La voix douce de Tom, ses manières habituellement respectueuses avaient fait croire à Legris qu’il serait lâche et facile à dompter. Lorsqu’il proféra ces dernières paroles, un frisson d’épouvante courut parmi les assistants. La pauvre femme joignit les mains, et s’écria : « Ô Seigneur ! » Tous s’entre-regardèrent involontairement, et retinrent leur souffle dans l’attente de l’orage qui allait éclater.

Legris était stupéfait, confondu : enfin sa rage se fit jour.

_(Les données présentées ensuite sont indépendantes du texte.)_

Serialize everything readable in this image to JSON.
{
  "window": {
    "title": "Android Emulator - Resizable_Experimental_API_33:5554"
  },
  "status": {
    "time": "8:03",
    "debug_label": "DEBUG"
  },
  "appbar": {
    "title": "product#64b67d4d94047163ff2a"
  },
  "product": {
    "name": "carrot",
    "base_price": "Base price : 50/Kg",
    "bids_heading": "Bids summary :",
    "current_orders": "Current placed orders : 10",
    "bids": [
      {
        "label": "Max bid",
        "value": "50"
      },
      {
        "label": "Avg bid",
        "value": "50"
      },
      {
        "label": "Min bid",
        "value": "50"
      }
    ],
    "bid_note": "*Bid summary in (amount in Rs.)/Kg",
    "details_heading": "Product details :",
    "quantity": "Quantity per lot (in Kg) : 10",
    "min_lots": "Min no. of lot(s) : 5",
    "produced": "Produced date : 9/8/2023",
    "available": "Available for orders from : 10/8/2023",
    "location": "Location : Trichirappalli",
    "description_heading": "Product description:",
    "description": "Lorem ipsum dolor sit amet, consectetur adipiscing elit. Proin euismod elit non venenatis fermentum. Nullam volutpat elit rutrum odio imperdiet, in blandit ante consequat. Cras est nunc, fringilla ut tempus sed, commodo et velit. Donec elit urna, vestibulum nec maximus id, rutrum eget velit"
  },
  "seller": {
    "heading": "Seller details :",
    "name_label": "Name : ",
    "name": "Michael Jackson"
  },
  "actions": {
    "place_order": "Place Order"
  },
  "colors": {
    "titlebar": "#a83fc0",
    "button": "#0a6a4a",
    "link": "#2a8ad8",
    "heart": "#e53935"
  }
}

« Comment ! maudite bête noire ! tu oses me dire que tu ne crois pas bien de faire ce que je te commande ! Qu’avez-vous à vous inquiéter, vous autres, damné bétail, de ce qui est bien ? J’y couperai court ! Que croyez-vous donc être ? Tu t’imagines être un monsieur, maître Tom, que tu en veux remontrer à ton maître et lui apprendre ce qui est bien et ce qui ne l’est pas ! Ainsi tu prétends que c’est mal de fouetter cette fille ?

— Je le crois, maître, répliqua Tom. La pauvre créature est faible et malade ; ce serait pure cruauté, et c’est ce que je ne ferai jamais ; ni ne commencerai-je. Maître, si vous voulez me tuer, tuez moi ; mais, quant à lever la main contre quelqu’un ici, je ne le ferai pas, jamais, — je mourrai auparavant. »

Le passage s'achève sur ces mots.